By HANS LUCHT
Published: October 7, 2013
COPENHAGEN — A FEW years ago, a young woman I met in a small fishing village in central Ghana told me that, after her husband left to try to get to Italy, she stepped out into the courtyard of their home and saw his ghost at the gate.
“I nearly passed out,” she said. “I had goose bumps all over my body.”
The day after his apparition appeared, she said, confirmation arrived from Libya that he had perished in the Mediterranean. “The whole thing really devastated me,” the woman told me, as I researched a book on undocumented African migration to Europe. “We were only at the start of our lives.”
Last week it happened again off Sicily. More than 100 refugees from East Africa, mainly Eritrea and Somalia, are believed to have drowned off the coast of the Italian island of Lampedusa. The difference with this latest catastrophe was not only in the magnitude of human loss, but in the visibility and nearness of death.
This time, scores of bodies have been recovered from the Mediterranean. But usually, the bodies of migrants lost at sea vanish. Their screams do not reach us Europeans from the sea, nor from the detention centers our governments have paid North African governments to construct, in an effort to stem the human tide from south of the Sahara.
We Europeans can honor the dead only by engaging in a new discussion about what direction the Continent should take on refugees. Instead, our governments have dithered, unable to come up with a common migration and refugee policy. Countries like Italy and Spain complain — with some justification — that they cannot be a gateway for Europe without cooperation and support from their neighbors, but the economic problems afflicting countries from France to Greece mean that migrants have become unwelcome scapegoats. The price of this transnational bickering and selfishness has been a massacre by negligence, right at Europe’s doorstep.
Eritrea and Somalia have been ravaged by conflict and hunger. Countries like Italy routinely send rescue boats into the Mediterranean to pick up migrants stranded off the coast, but this is only a belated Band-Aid. Europe’s professed commitment to human rights, including, in principle, a duty to give refuge to those escaping persecution and misery, has not been matched by meaningful policies.
After the latest disaster, policy makers promised, predictably, to crack down on the smugglers who lured Africans onto their unseaworthy boats. But as appalling as human trafficking is, the deaths cannot be explained so easily. Africans, like desperate migrants everywhere, watch TV and read newspapers. They know the risks. The tragedy is that they put their lives on the line because they feel they have no other choice.
For all of Europe’s economic woes, it is well within the capacity of the European Union to resettle these migrants. The real barrier is the devaluation of African lives. For this there is no quick fix. A unified, humane policy on refugees and asylum seekers is needed. So is a long-term commitment to social and economic transformation in sub-Saharan Africa, to which Europeans owe a moral debt.
Later this year, officials in Brussels are expected to unveil a new border-surveillance system for the European Union. Like the fence between the United States and Mexico, this system, known as Eurosur, is a dream of security hard-liners and the global weapons industry. Will the result will be “Fortress Europe” — a sci-fi border zone patrolled by drones?
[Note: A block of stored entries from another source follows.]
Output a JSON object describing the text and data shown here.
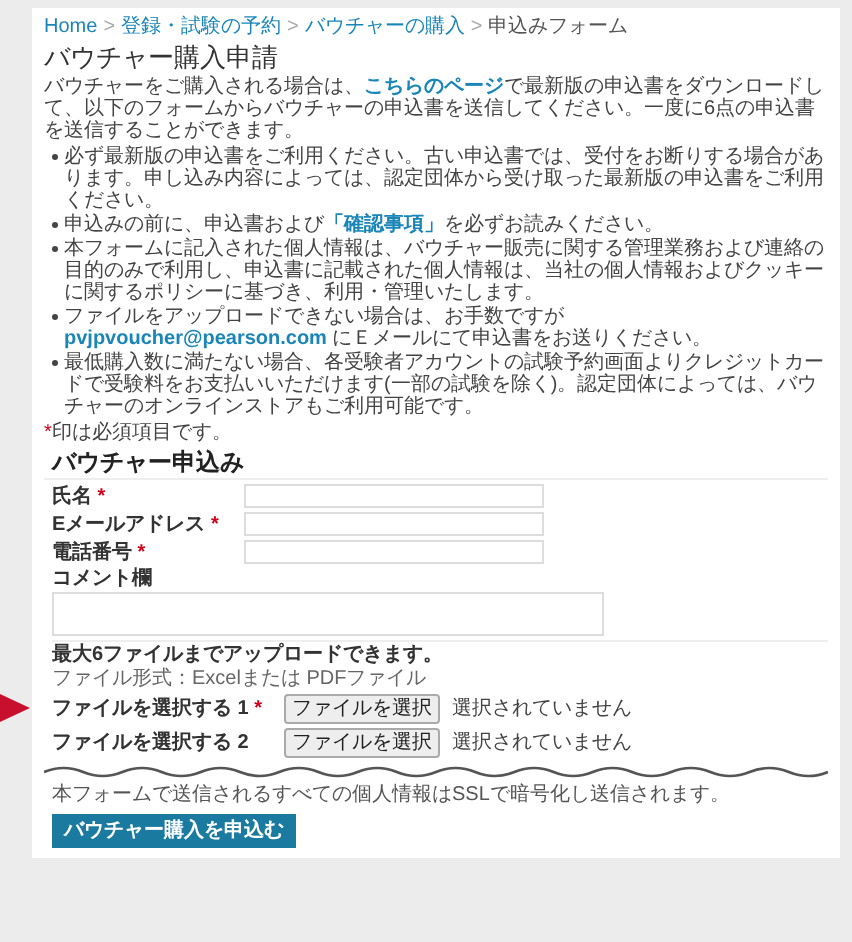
{
  "breadcrumb": {
    "links": [
      "Home",
      "登録・試験の予約",
      "バウチャーの購入"
    ],
    "current": "申込みフォーム",
    "separator": ">"
  },
  "title": "バウチャー購入申請",
  "intro": {
    "kind": "linked",
    "before": "バウチャーをご購入される場合は、",
    "link": "こちらのページ",
    "after": "で最新版の申込書をダウンロードして、以下のフォームからバウチャーの申込書を送信してください。一度に6点の申込書を送信することができます。"
  },
  "notes": [
    {
      "kind": "plain",
      "text": "必ず最新版の申込書をご利用ください。古い申込書では、受付をお断りする場合があります。申し込み内容によっては、認定団体から受け取った最新版の申込書をご利用ください。"
    },
    {
      "kind": "linked",
      "before": "申込みの前に、申込書および",
      "link": "「確認事項」",
      "after": "を必ずお読みください。"
    },
    {
      "kind": "plain",
      "text": "本フォームに記入された個人情報は、バウチャー販売に関する管理業務および連絡の目的のみで利用し、申込書に記載された個人情報は、当社の個人情報およびクッキーに関するポリシーに基づき、利用・管理いたします。"
    },
    {
      "kind": "linked",
      "before": "ファイルをアップロードできない場合は、お手数ですが ",
      "link": "pvjpvoucher@pearson.com",
      "after": " にＥメールにて申込書をお送りください。"
    },
    {
      "kind": "plain",
      "text": "最低購入数に満たない場合、各受験者アカウントの試験予約画面よりクレジットカードで受験料をお支払いいただけます(一部の試験を除く)。認定団体によっては、バウチャーのオンラインストアもご利用可能です。"
    }
  ],
  "required_note": {
    "mark": "*",
    "text": "印は必須項目です。"
  },
  "form": {
    "heading": "バウチャー申込み",
    "fields": [
      {
        "kind": "text",
        "label": "氏名",
        "required_mark": "*"
      },
      {
        "kind": "text",
        "label": "Eメールアドレス",
        "required_mark": "*"
      },
      {
        "kind": "text",
        "label": "電話番号",
        "required_mark": "*"
      },
      {
        "kind": "textarea",
        "label": "コメント欄"
      }
    ],
    "upload": {
      "title": "最大6ファイルまでアップロードできます。",
      "formats": "ファイル形式：Excelまたは PDFファイル",
      "files": [
        {
          "label": "ファイルを選択する 1",
          "required_mark": "*",
          "button": "ファイルを選択",
          "status": "選択されていません",
          "pointed": true
        },
        {
          "label": "ファイルを選択する 2",
          "button": "ファイルを選択",
          "status": "選択されていません",
          "pointed": false
        }
      ]
    },
    "ssl_note": "本フォームで送信されるすべての個人情報はSSLで暗号化し送信されます。",
    "submit": "バウチャー購入を申込む"
  }
}
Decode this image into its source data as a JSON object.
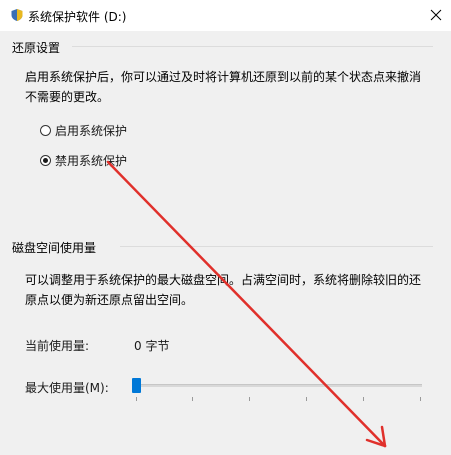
{
  "window": {
    "title": "系统保护软件 (D:)"
  },
  "restore": {
    "heading": "还原设置",
    "description": "启用系统保护后，你可以通过及时将计算机还原到以前的某个状态点来撤消不需要的更改。",
    "options": [
      {
        "label": "启用系统保护",
        "checked": false
      },
      {
        "label": "禁用系统保护",
        "checked": true
      }
    ]
  },
  "disk": {
    "heading": "磁盘空间使用量",
    "description": "可以调整用于系统保护的最大磁盘空间。占满空间时，系统将删除较旧的还原点以便为新还原点留出空间。",
    "current_label": "当前使用量:",
    "current_value": "0 字节",
    "max_label": "最大使用量(M):",
    "max_usage_fraction": 0
  },
  "colors": {
    "accent": "#0078d7",
    "annotation_arrow": "#e0302b"
  },
  "icons": {
    "window": "shield-icon",
    "close": "close-icon"
  }
}
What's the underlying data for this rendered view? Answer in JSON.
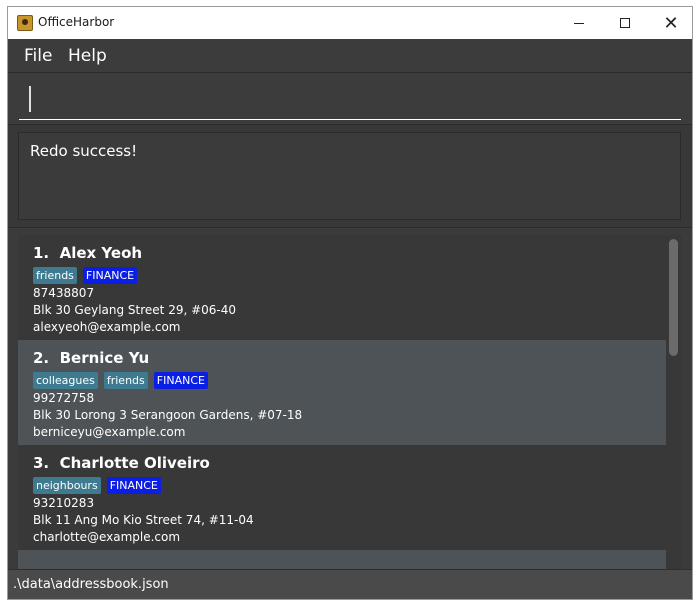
{
  "window": {
    "title": "OfficeHarbor"
  },
  "menu": {
    "file": "File",
    "help": "Help"
  },
  "command": {
    "value": ""
  },
  "result": {
    "text": "Redo success!"
  },
  "persons": [
    {
      "index": "1.",
      "name": "Alex Yeoh",
      "tags": [
        "friends"
      ],
      "department": "FINANCE",
      "phone": "87438807",
      "address": "Blk 30 Geylang Street 29, #06-40",
      "email": "alexyeoh@example.com"
    },
    {
      "index": "2.",
      "name": "Bernice Yu",
      "tags": [
        "colleagues",
        "friends"
      ],
      "department": "FINANCE",
      "phone": "99272758",
      "address": "Blk 30 Lorong 3 Serangoon Gardens, #07-18",
      "email": "berniceyu@example.com"
    },
    {
      "index": "3.",
      "name": "Charlotte Oliveiro",
      "tags": [
        "neighbours"
      ],
      "department": "FINANCE",
      "phone": "93210283",
      "address": "Blk 11 Ang Mo Kio Street 74, #11-04",
      "email": "charlotte@example.com"
    }
  ],
  "status": {
    "path": ".\\data\\addressbook.json"
  },
  "colors": {
    "tag": "#3e7b91",
    "finance_tag": "#0b1ee6",
    "card_alt": "#4d5356"
  }
}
Spending billions of euros to erect barriers, at sea or on land, will not stop human migration. Desperate people will always resort to desperate measures.
What is needed, and must be demanded of our political leaders in Europe, is a show of hands — a rededication to the humanitarian values for which free Europe has been admired around the world in the decades since World War II.
Instead, as the bodies disappear outside public scrutiny, the moral horizon has been vanishing. There is a growing acceptance that a watery graveyard is a necessary evil for the maintenance of a free and prosperous Europe. This is a disgrace: the suffering in the chilly waters off Sicily calls into question the moral integrity of the entire border system (to the extent it can be called one).
The young widow in Ghana was left to rear a son. When I met her, she was selling toffee and oranges from a roadside table. She went to church every night. She told me she still thought of and prayed for her husband.
“He was a humble and hardworking guy, a quiet type,” she said. “Things weren’t all that bad for him. In Libya he earned the respect of his colleagues because of his humility and meekness. I really lost a good person in my life.”